Z call center na Hawaje
- Andrzej Maciejewski,
- 30.09.2008, godz. 14:46
Oto zwycięska rozmowa, która zdobyła główną nagrodę w konkursie "Niezwykłe interakcje" organizowanym przez Interactive Intelligence.
Dwuosobową wycieczkę na Hawaje wygrała Tracy R., specjalista ds. obsługi klienta w banku z Tennessee w USA. Jej rozmowa zdobyła najwięcej głosów w internetowym plebiscycie na witrynie OutrageousInteractions.com. "Pewnego dnia zadzwonił do nas bardzo zdenerwowany mężczyzna" - wspomina zwyciężczyni:
Klient: Ktoś pomalował ścianę naprzeciwko oddziału mojej firmy!

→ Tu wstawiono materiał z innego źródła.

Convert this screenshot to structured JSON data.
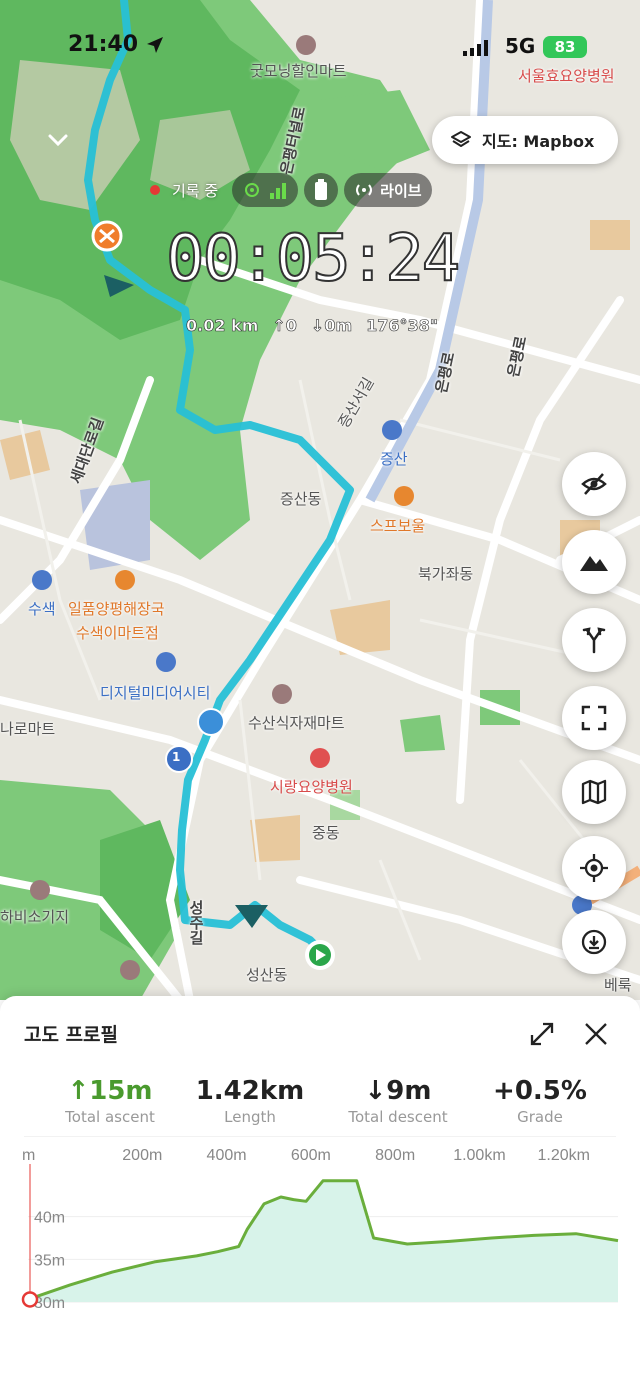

Ja: Dzień dobry, czym mogę Panu służyć?
Dlaczego do licha pomalowali tą ścianę?
Być może farba była stara albo starali się pokryć graffiti. Wszyscy wolimy, gdy budynki wyglądają świeżo.

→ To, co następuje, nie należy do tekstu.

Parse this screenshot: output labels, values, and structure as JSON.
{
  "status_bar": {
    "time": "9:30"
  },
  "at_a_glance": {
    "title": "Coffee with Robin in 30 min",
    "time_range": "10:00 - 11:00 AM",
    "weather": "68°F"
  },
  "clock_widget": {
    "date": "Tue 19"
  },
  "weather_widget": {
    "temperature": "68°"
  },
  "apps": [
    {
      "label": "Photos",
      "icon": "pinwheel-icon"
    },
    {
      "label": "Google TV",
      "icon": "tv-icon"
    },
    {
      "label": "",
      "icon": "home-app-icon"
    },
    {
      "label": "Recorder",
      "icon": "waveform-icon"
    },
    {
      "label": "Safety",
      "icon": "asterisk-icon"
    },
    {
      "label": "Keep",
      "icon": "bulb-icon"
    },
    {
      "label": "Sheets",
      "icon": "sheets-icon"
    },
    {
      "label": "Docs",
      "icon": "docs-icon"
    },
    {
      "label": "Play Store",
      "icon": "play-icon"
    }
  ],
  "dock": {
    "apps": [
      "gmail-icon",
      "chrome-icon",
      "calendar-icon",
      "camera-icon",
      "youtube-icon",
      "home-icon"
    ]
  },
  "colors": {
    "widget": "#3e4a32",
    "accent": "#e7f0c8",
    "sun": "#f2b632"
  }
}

Acha, a ja teraz nie mam mojego numeru PIN! I jak mam wybrać pieniądze?
Przepraszam? Nie rozumiem" - powiedziałam, kompletnie oszołomiona
Spisałem mój numer PIN na ścianie naprzeciw mojego biura, a teraz go zamalowano! No i po co to zrobili?
Prawdopodobnie chcieli zakryć chuligańskie graffiti. Z przyjemnością wyślemy ponownie numer PIN na Pański adres...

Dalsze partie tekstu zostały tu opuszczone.